Smith, 85 N.J. at 202-03, 426 A.2d at 43.
Justice Terrell, in State v. Herndon, 158 Fla. 115, 27 So.2d 833 (1946), in abrogating the common law rule that marriage vested the ownership of a wife’s property in her husband, said that a court must interpret the law in light of changing concepts, reason and good conscience and “can no longer interpret the law from the back of an ass; the process is so slow that it overlooks factors that require a different interpretation today from what might have been required yesterday,” id. at 117-18, 27 So.2d at 835 (emphasis added).8
We cannot today in good conscience recognize a common-law “interspousal exception” to prosecution for violation of section 794.011(3) and (5), Florida Statutes (1981).

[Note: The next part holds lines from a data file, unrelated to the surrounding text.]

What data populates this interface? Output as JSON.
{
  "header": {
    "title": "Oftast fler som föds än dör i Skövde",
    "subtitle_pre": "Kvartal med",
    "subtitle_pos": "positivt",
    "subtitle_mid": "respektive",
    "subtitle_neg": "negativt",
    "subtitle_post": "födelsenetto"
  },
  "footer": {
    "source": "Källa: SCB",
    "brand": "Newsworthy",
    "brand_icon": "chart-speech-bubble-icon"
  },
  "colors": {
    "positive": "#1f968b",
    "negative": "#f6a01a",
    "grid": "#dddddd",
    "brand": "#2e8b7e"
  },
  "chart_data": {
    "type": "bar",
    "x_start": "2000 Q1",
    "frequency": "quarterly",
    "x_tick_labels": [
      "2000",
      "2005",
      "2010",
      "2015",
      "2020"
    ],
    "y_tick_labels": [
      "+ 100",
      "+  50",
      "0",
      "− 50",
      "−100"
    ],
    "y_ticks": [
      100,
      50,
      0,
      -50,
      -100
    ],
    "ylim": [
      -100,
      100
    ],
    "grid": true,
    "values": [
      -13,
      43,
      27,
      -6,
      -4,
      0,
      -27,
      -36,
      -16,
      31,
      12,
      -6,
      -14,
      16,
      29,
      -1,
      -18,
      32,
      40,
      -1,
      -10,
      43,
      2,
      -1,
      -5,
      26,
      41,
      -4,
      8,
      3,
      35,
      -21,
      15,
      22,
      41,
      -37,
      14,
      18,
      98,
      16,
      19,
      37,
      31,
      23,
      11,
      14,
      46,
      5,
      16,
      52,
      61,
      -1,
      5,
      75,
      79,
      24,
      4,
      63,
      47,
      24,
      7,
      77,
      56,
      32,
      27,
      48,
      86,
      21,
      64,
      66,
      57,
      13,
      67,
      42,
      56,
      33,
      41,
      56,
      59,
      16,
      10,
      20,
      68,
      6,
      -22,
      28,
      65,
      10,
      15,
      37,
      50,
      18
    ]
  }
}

[W]hen grave doubt exists of a true common law doctrine ... we may, as was written in Ripley v. Ewell, [61 So.2d 420 (Fla.1952)], exercise a “broad discretion,” taking “into account the changes in our social and economic customs and present day conceptions of right and justice.” It is, to repeat, only when the common law is plain that we must observe it.
Duval v. Thomas, 114 So.2d 791, 795 (Fla. 1959).
• Given a common-law notion of dubious validity and the legislative abolition of the codified common-law crime to which the notion supposedly attaches, we cannot and will not adopt a common-law presumption of consent to an act of violence.
Reversed and remanded with directions to reinstate the prosecution.